Norway’s Sondre Nordstad Moen broke the European record to win the Fukuoka Marathon in Japan on Sunday (December 3).

Moen clocked 2:05:48 to become the first European ever to break the 2:06 marathon barrier.

The 26-year-old shattered his previous marathon best by more than four minutes. It was set earlier this year in Hannover (2:10:07) and prior to 2017, his marathon personal best was 2:12:54.

Heading into the race Kenyan Bedan Karoki was the favourite but the impressive Norwegian broke away with 6km to go to record negative splits of 63:19 and 62:29 en route to his historic victory.

Moen’s performance sees him become the first European winner in Fukuoka since 2005 and his time was also 30 seconds just outside Tsegaye Kebede’s course record.

“I was confident that I could run 2:07, and on a good day perhaps even 2:06, but I did not expect 2:05,” Moen told the IAAF after the race. “Today the weather was good and the pacers did a very good job. I had lots of energy in the closing stages of the race.”

Less than two months ago, on October 22, Moen moved up to third on the European all-time lists for the Half Marathon when he clocked 59:48 in the Valencia Half Marathon.

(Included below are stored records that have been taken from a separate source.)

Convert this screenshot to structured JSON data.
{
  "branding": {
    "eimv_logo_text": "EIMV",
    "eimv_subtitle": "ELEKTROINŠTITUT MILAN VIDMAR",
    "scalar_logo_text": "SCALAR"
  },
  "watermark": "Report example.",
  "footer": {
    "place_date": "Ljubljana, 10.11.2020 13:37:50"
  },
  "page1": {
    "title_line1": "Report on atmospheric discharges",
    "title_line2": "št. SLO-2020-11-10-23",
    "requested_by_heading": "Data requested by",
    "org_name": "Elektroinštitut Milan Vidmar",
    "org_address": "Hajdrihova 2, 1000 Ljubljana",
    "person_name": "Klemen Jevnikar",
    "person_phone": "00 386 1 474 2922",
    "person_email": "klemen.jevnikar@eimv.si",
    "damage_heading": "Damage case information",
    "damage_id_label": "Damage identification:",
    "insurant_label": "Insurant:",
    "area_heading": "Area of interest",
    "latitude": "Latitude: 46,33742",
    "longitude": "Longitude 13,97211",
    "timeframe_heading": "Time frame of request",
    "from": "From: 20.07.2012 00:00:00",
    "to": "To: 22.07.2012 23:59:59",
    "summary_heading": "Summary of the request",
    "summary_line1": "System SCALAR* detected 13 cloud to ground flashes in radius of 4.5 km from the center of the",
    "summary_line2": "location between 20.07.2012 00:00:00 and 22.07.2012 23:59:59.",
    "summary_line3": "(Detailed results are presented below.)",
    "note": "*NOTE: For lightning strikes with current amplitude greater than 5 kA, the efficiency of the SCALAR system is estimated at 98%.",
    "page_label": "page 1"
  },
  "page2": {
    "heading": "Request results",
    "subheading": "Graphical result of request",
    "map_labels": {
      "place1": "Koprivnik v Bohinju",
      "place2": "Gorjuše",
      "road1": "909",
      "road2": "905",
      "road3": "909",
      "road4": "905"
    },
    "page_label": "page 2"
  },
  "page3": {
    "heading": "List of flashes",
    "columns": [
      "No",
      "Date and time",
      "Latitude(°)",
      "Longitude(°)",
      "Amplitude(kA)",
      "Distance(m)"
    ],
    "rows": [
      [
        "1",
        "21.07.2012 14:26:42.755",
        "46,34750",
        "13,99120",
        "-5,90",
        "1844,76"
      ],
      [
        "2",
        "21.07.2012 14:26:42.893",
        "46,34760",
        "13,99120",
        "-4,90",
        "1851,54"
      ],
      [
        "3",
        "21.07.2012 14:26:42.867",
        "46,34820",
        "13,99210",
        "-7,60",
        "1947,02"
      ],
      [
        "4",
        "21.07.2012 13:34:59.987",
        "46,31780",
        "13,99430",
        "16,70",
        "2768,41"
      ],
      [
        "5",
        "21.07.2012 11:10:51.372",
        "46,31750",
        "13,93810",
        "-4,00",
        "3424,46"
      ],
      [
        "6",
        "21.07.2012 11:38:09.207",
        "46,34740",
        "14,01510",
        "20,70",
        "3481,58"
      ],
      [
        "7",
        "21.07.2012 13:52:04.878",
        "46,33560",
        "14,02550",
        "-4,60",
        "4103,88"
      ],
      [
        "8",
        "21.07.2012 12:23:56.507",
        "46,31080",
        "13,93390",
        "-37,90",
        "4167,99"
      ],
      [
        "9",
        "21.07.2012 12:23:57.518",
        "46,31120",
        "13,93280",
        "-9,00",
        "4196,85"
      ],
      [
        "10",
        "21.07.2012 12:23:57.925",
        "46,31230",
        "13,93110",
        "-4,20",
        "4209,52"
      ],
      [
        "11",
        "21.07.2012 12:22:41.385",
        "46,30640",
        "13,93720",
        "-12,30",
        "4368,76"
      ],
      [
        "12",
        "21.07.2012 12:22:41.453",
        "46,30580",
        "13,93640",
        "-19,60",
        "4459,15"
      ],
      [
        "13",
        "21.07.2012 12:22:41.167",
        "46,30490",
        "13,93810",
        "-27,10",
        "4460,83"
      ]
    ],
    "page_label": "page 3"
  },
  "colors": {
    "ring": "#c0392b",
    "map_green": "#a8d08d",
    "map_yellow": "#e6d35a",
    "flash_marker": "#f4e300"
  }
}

His time was also the second fastest ever by a European on a record-legal course after Mo Farah’s European record of 59:32 set in Lisbon two years ago.

“I knew that the European record was about 25 seconds faster than three-minutes-per-kilometre pace,” Moen went on to say. “Between 36 and 37 kilometres, I felt some side-stitches and so did not feel very confident, so I tried to keep an even pace. At 40 kilometres (which he reached in 1:59:23), I felt confident that I could break it.

“I ran 2:05 today,” said Moen, “but I am not sure if people back in Norway realise how good a 2:05 marathon is.”

Stephen Kiprotich of Uganda finished second clocking 2:07:10, nine seconds ahead of Japan’s Suguru Osako with 2:07:19.